上限規制違反や割増賃金の計算漏れといったリスクを早期に発見しやすくなるでしょう。
(2) 法改正への迅速な対応
もう一つ欠かせないのが、今後の法改正にも柔軟に対応できる仕組みを持っておくこと。
働き方改革関連法は、社会情勢に応じて今後も見直しが続くと考えられます。
エクセルで運用している場合、ルールが変わるたびに担当者が手作業でフォーマットを修正しなければならず、対応の遅れやミスにつながりかねません。
クラウド型の勤怠管理システムであれば、法改正にあわせて機能がアップデートされるため、手間をかけずに最新のルールへ対応しやすくなります。
6. 勤怠管理システムを導入するメリット
働き方改革関連法への対応を考えたとき、勤怠管理をエクセルや紙から専用システムへ切り替えることで得られるメリットは少なくありません。
単に法令遵守のためだけでなく、日々の業務負担の軽減や、より正確な労務管理の実現にもつながります。
ここでは、勤怠管理システムを導入することで期待できる3つのメリットを紹介します。
(1) 集計業務の効率化
勤怠管理システムを導入する最大のメリットの一つが、集計業務にかかる時間と手間の削減です。
打刻データから労働時間や残業時間、休暇取得日数までを自動で集計できます。
たとえばエクセルで管理している場合、従業員数が多いほど転記や関数の修正に時間がかかり、月末になるとその作業に追われる担当者も少なくありません。
勤怠管理システムであれば、打刻情報がそのまま集計データとして反映されるため、月次処理にかかる時間を大幅に短縮できます。
担当者は集計作業ではなく、より付加価値の高い労務管理業務に時間を割けるでしょう。
(2) ヒューマンエラー・法令リスクの低減
勤怠管理システムは、手作業による計算ミスや確認漏れを減らすことにも役立ちます。
残業時間の積算や割増賃金率の判定、有給休暇の残日数管理といった複雑な計算を、システムが定められたルールに沿って自動で処理してくれるからです。
エクセルの手入力では、関数のミスや漏れによって、上限規制違反や未払い賃金といったコンプライアンスリスクが生じることも。
勤怠管理システムを使えば、ミスの発生自体を抑えられるうえ、規定に近づいた従業員をアラートで早期に把握することも可能です。
法令違反のリスクを未然に防ぎやすくなるでしょう。
(3) 多様な働き方への対応
働き方改革によってテレワークや直行直帰、フレックスタイム制など、勤務形態が多様化しています。

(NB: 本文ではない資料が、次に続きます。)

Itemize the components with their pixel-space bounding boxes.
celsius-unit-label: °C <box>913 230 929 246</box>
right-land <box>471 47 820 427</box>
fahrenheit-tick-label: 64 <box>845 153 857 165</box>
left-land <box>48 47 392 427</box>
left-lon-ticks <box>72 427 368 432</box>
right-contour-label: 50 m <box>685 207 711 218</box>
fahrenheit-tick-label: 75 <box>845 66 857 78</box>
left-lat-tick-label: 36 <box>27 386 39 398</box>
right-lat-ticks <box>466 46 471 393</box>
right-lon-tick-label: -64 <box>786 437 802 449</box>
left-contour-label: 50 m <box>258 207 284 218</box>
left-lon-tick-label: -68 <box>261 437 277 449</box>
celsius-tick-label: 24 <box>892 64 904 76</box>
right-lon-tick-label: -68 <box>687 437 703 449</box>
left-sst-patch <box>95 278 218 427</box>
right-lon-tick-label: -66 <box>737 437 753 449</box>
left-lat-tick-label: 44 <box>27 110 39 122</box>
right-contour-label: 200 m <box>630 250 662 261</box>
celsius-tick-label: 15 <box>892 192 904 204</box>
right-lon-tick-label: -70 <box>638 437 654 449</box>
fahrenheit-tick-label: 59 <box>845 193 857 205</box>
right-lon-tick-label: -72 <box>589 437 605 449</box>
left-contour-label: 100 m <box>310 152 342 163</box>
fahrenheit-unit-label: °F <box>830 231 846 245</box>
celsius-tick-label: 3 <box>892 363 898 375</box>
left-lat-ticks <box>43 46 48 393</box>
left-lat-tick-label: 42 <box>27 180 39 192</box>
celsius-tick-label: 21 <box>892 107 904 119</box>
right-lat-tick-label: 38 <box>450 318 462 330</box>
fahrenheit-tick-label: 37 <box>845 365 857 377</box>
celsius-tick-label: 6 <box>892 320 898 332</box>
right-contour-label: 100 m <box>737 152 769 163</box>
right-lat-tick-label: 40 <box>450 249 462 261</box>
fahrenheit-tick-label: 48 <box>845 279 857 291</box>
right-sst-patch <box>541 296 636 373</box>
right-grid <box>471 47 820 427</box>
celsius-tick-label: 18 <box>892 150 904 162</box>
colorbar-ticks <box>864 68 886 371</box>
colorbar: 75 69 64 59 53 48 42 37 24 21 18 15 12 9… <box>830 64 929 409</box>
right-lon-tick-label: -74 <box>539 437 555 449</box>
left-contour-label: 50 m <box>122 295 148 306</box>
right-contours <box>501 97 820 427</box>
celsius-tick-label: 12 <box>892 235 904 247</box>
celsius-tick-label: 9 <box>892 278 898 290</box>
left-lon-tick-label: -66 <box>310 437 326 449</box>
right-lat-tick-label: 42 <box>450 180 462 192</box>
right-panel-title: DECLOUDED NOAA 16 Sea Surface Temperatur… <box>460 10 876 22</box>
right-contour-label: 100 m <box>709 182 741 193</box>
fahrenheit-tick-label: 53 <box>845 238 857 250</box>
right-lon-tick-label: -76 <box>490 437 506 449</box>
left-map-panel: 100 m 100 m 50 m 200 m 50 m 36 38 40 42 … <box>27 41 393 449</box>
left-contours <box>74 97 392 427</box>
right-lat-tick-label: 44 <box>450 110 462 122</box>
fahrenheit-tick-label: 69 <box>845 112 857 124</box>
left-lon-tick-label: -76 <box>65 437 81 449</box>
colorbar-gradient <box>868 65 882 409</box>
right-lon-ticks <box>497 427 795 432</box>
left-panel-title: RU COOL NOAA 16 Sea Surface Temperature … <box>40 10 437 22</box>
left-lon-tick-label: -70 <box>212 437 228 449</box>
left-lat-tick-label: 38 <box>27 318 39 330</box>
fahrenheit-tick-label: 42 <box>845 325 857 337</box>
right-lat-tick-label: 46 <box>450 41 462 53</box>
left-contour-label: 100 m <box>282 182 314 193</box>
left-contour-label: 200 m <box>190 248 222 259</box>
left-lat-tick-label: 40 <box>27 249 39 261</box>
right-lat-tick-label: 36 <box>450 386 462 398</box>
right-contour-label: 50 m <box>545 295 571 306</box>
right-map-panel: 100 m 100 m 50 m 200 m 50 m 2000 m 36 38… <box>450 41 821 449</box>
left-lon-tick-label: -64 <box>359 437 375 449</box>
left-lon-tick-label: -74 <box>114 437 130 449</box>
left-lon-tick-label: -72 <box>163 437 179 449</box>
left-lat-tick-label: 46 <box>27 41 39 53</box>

この変化に対応できるかどうかも、勤怠管理システムを導入する大きなメリットの一つ。
出社を前提としないスマートフォンやパソコンからの打刻に対応できるため、勤務場所や時間帯を問わず正確な労働時間を記録できるからです。
たとえば直行直帰の従業員が自己申告だけの場合、実態との乖離が生じやすくなります。
勤怠管理システムであれば、どこでも打刻でき、勤務実態をデータとして残せます。
多様な働き方を導入しても、労務管理の正確性を保ちやすくなるでしょう。